La France connaissait alors une situation ambivalente. Prospère, la France des " Trente Glorieuses " restait, pour Jacques CHABAN-DELMAS, une " société bloquée ". Stable, le régime de la Cinquième République ne satisfaisait pas les attentes nouvelles d'un nombre croissant de Français : attentes de libertés, de justice sociale, de modernité, d'une société plus ouverte et plus mobile. Nombreuse, la jeunesse née dans l'immédiat après-guerre voulait prendre toute sa place dans une société encore trop crispée et trop autoritaire. Elle l'avait exprimé dans le mouvement de 1968. Tout cela, Jacques CHABAN-DELMAS sut le percevoir.

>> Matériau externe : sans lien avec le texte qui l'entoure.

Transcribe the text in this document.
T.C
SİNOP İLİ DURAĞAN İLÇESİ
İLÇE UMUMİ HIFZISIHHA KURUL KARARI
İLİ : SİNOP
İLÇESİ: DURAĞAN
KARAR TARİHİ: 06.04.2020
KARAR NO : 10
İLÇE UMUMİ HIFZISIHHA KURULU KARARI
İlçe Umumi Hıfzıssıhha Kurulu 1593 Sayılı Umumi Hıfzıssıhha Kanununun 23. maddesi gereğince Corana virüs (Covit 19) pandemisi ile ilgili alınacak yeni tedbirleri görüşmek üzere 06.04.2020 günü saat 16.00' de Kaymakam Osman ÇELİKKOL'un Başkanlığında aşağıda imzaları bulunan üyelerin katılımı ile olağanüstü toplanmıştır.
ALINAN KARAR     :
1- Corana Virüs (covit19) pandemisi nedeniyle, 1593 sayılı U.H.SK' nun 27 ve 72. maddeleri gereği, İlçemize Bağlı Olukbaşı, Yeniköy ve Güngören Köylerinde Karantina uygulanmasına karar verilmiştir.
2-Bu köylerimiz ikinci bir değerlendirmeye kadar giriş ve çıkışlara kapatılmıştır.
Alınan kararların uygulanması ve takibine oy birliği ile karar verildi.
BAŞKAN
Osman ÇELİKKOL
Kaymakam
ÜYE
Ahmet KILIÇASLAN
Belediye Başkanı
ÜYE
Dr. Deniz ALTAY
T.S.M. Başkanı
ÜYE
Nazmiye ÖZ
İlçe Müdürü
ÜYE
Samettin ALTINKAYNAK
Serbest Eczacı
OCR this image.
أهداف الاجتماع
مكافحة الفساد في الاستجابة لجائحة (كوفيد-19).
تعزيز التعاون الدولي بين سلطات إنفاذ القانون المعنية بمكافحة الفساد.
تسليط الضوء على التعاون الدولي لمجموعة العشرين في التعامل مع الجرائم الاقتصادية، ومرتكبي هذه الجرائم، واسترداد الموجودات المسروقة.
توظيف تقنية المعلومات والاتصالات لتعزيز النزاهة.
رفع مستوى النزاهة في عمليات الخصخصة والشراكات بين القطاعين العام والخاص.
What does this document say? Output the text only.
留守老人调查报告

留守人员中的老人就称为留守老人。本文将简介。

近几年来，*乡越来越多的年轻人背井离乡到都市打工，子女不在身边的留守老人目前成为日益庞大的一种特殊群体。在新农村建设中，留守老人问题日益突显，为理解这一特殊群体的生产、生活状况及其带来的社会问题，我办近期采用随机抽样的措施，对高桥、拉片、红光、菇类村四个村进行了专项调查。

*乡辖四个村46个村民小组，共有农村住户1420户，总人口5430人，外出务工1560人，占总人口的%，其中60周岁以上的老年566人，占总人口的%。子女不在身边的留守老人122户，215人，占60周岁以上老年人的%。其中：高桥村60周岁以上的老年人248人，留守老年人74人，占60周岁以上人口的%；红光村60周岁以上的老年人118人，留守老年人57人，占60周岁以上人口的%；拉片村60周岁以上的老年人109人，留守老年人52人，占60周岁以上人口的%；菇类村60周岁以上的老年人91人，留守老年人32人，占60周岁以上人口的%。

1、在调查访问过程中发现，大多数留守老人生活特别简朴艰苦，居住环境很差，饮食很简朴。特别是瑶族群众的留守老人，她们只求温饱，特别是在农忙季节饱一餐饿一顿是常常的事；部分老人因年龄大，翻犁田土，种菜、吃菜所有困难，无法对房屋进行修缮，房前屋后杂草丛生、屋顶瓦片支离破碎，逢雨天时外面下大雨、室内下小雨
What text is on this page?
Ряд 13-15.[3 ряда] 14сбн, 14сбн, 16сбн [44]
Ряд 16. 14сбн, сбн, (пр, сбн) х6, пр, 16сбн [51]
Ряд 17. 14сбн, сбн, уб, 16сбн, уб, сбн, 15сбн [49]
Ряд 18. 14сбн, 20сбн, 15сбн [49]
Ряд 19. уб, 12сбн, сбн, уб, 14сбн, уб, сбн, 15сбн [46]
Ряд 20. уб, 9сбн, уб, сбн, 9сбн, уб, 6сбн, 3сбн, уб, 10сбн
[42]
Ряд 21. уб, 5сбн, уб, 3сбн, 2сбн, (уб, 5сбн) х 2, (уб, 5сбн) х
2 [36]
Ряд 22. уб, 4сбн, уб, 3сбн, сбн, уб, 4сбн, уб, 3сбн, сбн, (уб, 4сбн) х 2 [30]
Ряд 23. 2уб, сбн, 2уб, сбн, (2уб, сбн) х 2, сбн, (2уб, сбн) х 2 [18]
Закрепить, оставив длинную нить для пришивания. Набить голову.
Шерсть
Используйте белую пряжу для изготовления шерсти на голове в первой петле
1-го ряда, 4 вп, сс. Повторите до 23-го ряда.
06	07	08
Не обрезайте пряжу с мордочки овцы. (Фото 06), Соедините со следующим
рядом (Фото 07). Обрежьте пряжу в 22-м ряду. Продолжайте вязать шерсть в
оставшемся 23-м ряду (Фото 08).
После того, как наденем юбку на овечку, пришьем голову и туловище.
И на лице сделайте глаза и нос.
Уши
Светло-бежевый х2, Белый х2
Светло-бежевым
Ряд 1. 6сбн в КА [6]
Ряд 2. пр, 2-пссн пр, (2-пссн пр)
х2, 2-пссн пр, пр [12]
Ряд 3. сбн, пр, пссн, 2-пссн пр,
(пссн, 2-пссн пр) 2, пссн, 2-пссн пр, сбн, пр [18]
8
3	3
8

Il voulut le traduire en un projet.
Jacques CHABAN-DELMAS esquissa alors une vision de la France. Dans son discours du 16 septembre 1969, fidèle à ses préoccupations de dialogue, le Premier ministre qu'il était entendait dessiner les contours d'une " Nouvelle Société ". Une société plus généreuse, modernisée économiquement, sachant surmonter ses blocages et rénover ses relations sociales ; une société s'ouvrant au pluralisme de l'information ; une France aux territoires mieux équilibrés et tournée vers l'Europe ; une société qui ferait plus de place à sa jeunesse, où la culture et les loisirs deviendraient plus largement accessibles. Il sut pour cette action attirer comme collaborateurs des hommes de talent et sincères, dont certains, comme Jacques DELORS, qui n'étaient pas de sa famille politique.
Jacques CHABAN-DELMAS, s'il en avait la volonté, n'a pu conduire longtemps ce mouvement de changement. On ne lui en a pas donné les moyens. Car, sur le moment, sa vision ne fut pas partagée par ceux dont il escomptait le soutien. Il en tira les conclusions et, quelques semaines après une large confiance obtenue à l'Assemblée nationale, donna la démission qui lui fut demandée par le Président POMPIDOU. Son talent, son expérience et l'estime que lui portaient les Français l'amenèrent logiquement à être candidat, le candidat des gaullistes, en 1974, à la Présidence de la République. Là encore, il ne put atteindre son but. Il en conçut, légitimement, de l'amertume, celle des " espérances blessées ", comme il qualifiait lui même, dans ses Mémoires pour demain, cette période de sa vie politique. Mais il le supporta dignement.
Monsieur le Président,
Mesdames et Messieurs les députés,
Madame,
Les Français étaient très attachés à Jacques CHABAN-DELMAS. Pas seulement en raison de son action politique, à laquelle il fut passionnément dévoué. Mais aussi parce qu'il était un homme qui, plus encore que la politique, aimait la vie. Et la vie l'a beaucoup aimé. Jacques CHABAN-DELMAS était un homme heureux. Heureux parce qu'il était aimé, heureux parce qu'il aimait. Pour la dernière partie de sa vie, aux côtés de son épouse Micheline, il a vécu sereinement, patriarche entouré de sa famille recomposée, de ses enfants et petits-enfants.
Homme dressé contre la fatalité, entré jeune dans l'Histoire, Jacques CHABAN-DELMAS fut un grand serviteur de Bordeaux, de la République, de la Nation. Il nous a laissé un message fait de loyauté et de fidélité, de conviction et d'esprit de compromis, de modernité et de générosité. Ce message doit continuer d'inspirer les femmes et les hommes qui, au sein de cet hémicycle -qu'il aimait tant- et au-delà dans le pays, travaillent tous, dans la diversité de leurs convictions respectives, à ce que vive une France forte et juste.